Her hands were not small; shapely and capable, they were white and carefully tended. He had made a study of the hand. Why shouldn't he? A pianist, a writer, who hated the type-machine, believing that only with the pen, the stylus, could a man create prose and poetry; all the rest is commercial. Yet the hands of Mona were not what he called the hands of an artist. Their forms were largely-moulded, the fingers, charged with character; the tips were not spatula-shaped. His curiosity was aroused. They awaited the fish. "Let me look at the palm of your left hand," he pleaded. She showed it without coquetry. He noted the deeply graven and long life-line, but the abnormal development of the Venus-hill caused him to ejaculate: "Dio mio! you must have an affectionate disposition." She said without a suspicion of mock-modesty: "I love children," and then they attacked the sole.

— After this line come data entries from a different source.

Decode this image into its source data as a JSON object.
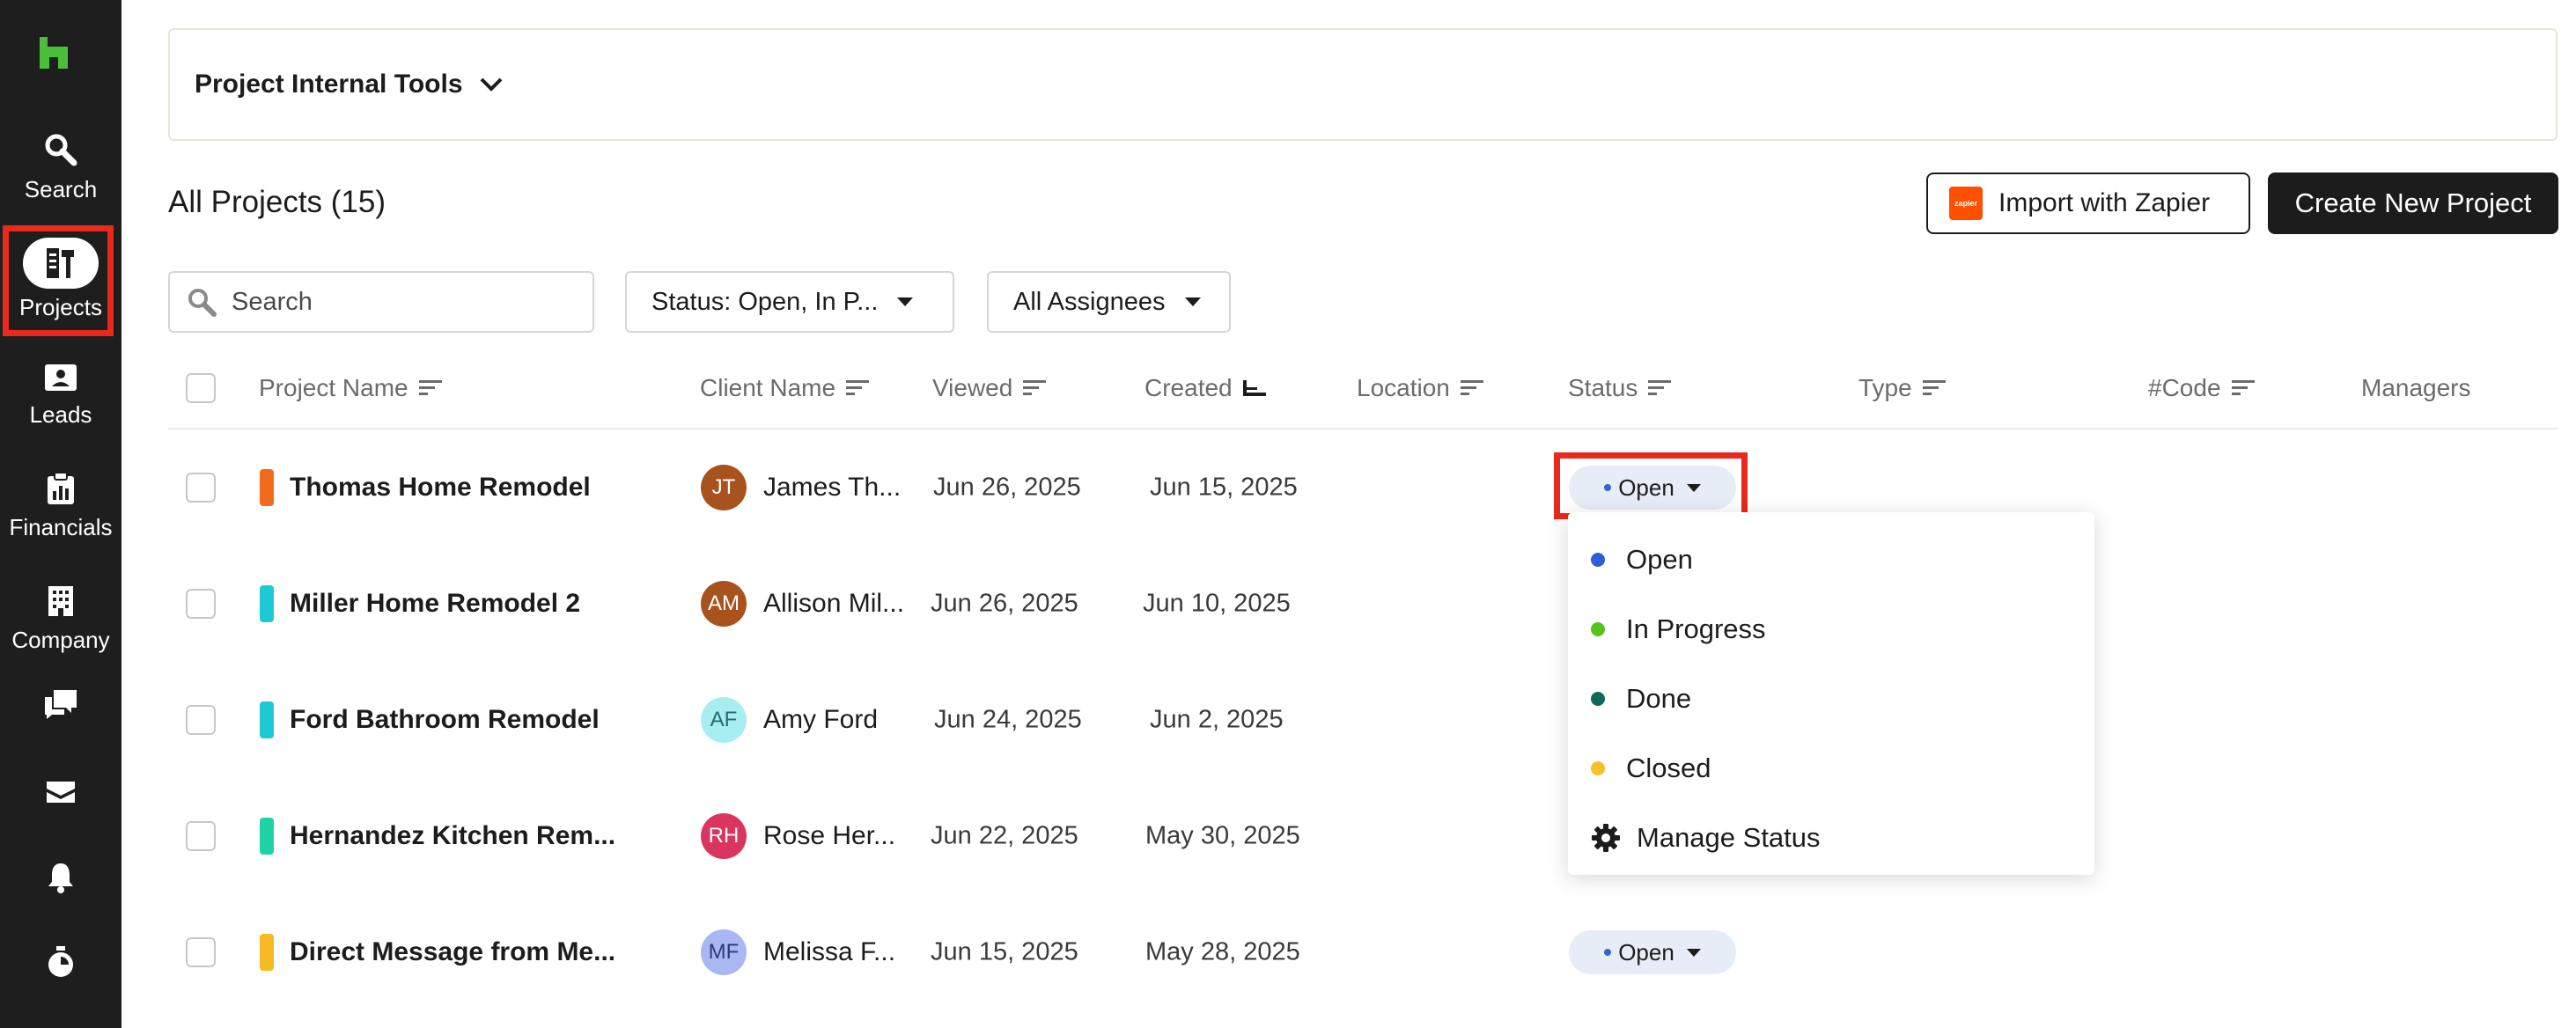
{
  "sidebar": {
    "logo": "houzz-icon",
    "items": [
      {
        "label": "Search",
        "icon": "search-icon"
      },
      {
        "label": "Projects",
        "icon": "projects-icon"
      },
      {
        "label": "Leads",
        "icon": "leads-icon"
      },
      {
        "label": "Financials",
        "icon": "financials-icon"
      },
      {
        "label": "Company",
        "icon": "company-icon"
      },
      {
        "label": "",
        "icon": "chat-icon"
      },
      {
        "label": "",
        "icon": "inbox-icon"
      },
      {
        "label": "",
        "icon": "bell-icon"
      },
      {
        "label": "",
        "icon": "timer-icon"
      }
    ]
  },
  "tools_bar": {
    "label": "Project Internal Tools"
  },
  "heading": "All Projects (15)",
  "actions": {
    "zapier_logo_text": "zapier",
    "import_label": "Import with Zapier",
    "create_label": "Create New Project"
  },
  "filters": {
    "search_placeholder": "Search",
    "status_label": "Status: Open, In P...",
    "assignees_label": "All Assignees"
  },
  "table": {
    "columns": [
      "Project Name",
      "Client Name",
      "Viewed",
      "Created",
      "Location",
      "Status",
      "Type",
      "#Code",
      "Managers"
    ],
    "rows": [
      {
        "color": "#f26b1d",
        "name": "Thomas Home Remodel",
        "initials": "JT",
        "avatar_color": "#a8521d",
        "client": "James Th...",
        "viewed": "Jun 26, 2025",
        "created": "Jun 15, 2025",
        "status": "Open"
      },
      {
        "color": "#1ec9d6",
        "name": "Miller Home Remodel 2",
        "initials": "AM",
        "avatar_color": "#a8521d",
        "client": "Allison Mil...",
        "viewed": "Jun 26, 2025",
        "created": "Jun 10, 2025",
        "status": ""
      },
      {
        "color": "#1ec9d6",
        "name": "Ford Bathroom Remodel",
        "initials": "AF",
        "avatar_color": "#a6eef0",
        "client": "Amy Ford",
        "viewed": "Jun 24, 2025",
        "created": "Jun 2, 2025",
        "status": ""
      },
      {
        "color": "#1fd3a4",
        "name": "Hernandez Kitchen Rem...",
        "initials": "RH",
        "avatar_color": "#d8365e",
        "client": "Rose Her...",
        "viewed": "Jun 22, 2025",
        "created": "May 30, 2025",
        "status": ""
      },
      {
        "color": "#f7b924",
        "name": "Direct Message from Me...",
        "initials": "MF",
        "avatar_color": "#a9b8f2",
        "client": "Melissa F...",
        "viewed": "Jun 15, 2025",
        "created": "May 28, 2025",
        "status": "Open"
      }
    ]
  },
  "status_dropdown": {
    "options": [
      {
        "label": "Open",
        "color": "#2f5fd6"
      },
      {
        "label": "In Progress",
        "color": "#52c41a"
      },
      {
        "label": "Done",
        "color": "#0e6b5a"
      },
      {
        "label": "Closed",
        "color": "#f5c02a"
      }
    ],
    "manage_label": "Manage Status"
  },
  "colors": {
    "sidebar_bg": "#1e1e1e",
    "highlight": "#e8291c",
    "status_pill_bg": "#e6edf7"
  }
}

He couldn't help admiring her forthright manner. A candid girl. Therefore a good girl. And how interesting. She thought: If he doesn't like my plain speaking he isn't the man for me. Love me, love my doll, she whimsically concluded. If the secrets of a maiden's and youth's souls could be spilled on the table, as salt is sometimes spilled, many a marriage made in heaven or hell would never be consummated. For ten minutes their teeth were busy.